Algumas mesas e cadeiras do lado de fora, a tradicional galera em pé, dentro a cena também se repete, algumas mesas espalhadas, algumas pessoas em pé, um ambiente simples, pequeno, mas cheio de significado.

No dia que visitei rolou um evento especial, era um trio que misturava jazz com música árabe, que por muitas vezes me deixou hipnotizada, achei muito interessante.

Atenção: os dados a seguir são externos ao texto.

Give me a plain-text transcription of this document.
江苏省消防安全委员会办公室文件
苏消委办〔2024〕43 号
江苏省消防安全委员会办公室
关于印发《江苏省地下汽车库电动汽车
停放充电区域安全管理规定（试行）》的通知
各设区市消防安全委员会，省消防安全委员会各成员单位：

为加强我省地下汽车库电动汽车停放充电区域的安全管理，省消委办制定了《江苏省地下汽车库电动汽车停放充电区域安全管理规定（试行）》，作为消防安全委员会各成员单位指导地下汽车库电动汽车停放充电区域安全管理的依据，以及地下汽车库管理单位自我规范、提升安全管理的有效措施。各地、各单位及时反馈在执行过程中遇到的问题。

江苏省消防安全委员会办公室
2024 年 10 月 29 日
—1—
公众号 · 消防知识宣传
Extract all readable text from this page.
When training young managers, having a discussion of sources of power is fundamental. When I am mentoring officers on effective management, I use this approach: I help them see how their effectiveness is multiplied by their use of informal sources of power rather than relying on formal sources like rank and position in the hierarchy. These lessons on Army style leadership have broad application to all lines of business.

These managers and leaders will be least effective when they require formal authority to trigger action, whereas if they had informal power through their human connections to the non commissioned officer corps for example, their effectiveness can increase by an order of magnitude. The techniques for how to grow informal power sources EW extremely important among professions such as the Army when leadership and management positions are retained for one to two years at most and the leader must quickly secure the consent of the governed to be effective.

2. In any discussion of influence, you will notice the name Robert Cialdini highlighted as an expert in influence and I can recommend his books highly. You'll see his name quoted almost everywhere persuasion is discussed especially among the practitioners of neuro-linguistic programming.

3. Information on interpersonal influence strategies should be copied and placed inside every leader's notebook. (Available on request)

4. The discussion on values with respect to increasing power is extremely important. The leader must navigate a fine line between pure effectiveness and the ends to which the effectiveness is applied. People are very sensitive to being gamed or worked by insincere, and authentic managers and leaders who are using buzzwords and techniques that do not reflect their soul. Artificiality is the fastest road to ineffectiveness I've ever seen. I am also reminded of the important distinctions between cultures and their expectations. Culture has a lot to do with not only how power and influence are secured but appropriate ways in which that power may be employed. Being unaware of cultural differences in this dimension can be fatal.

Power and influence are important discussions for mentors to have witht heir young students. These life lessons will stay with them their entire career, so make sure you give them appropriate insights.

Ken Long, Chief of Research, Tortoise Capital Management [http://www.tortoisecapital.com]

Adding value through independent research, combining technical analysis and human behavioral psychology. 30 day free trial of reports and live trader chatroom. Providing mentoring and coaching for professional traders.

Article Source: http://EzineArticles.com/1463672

Uma hora em meio a música e cervejas, resolvemos comer, concorridíssimo qualquer espaço, conseguimos nos ajeitar perto do balcão do bar, uma vez que não sabíamos que era necessário pedir uma mesa no caixa (fica a dica). Eu pedi um wrap de falafael com tomate, estava uma délica, sério. O boy pediu um prato chamado Fatha, que era algo com berinjela, experimentei um pouquinho, gostei, mas como tinha um molho x branco, eu evitei. Segundo ele, estava muito gostoso e melhor ainda, bem servido.

Jantar arábe

Uma foto publicada por Taína Sena (@tainasena) em

Sem dúvida alguma, a comida é sensacional e barata, essas duas comidinhas + uma Heineken de 600ml saiu por 45 dinheiros, quero experimentar mais coisas.

Em resumo, o lugar é muito interessante, a comida boa e tem toda a questão ideológica e política envolvida, eu acho que vale muito a pena.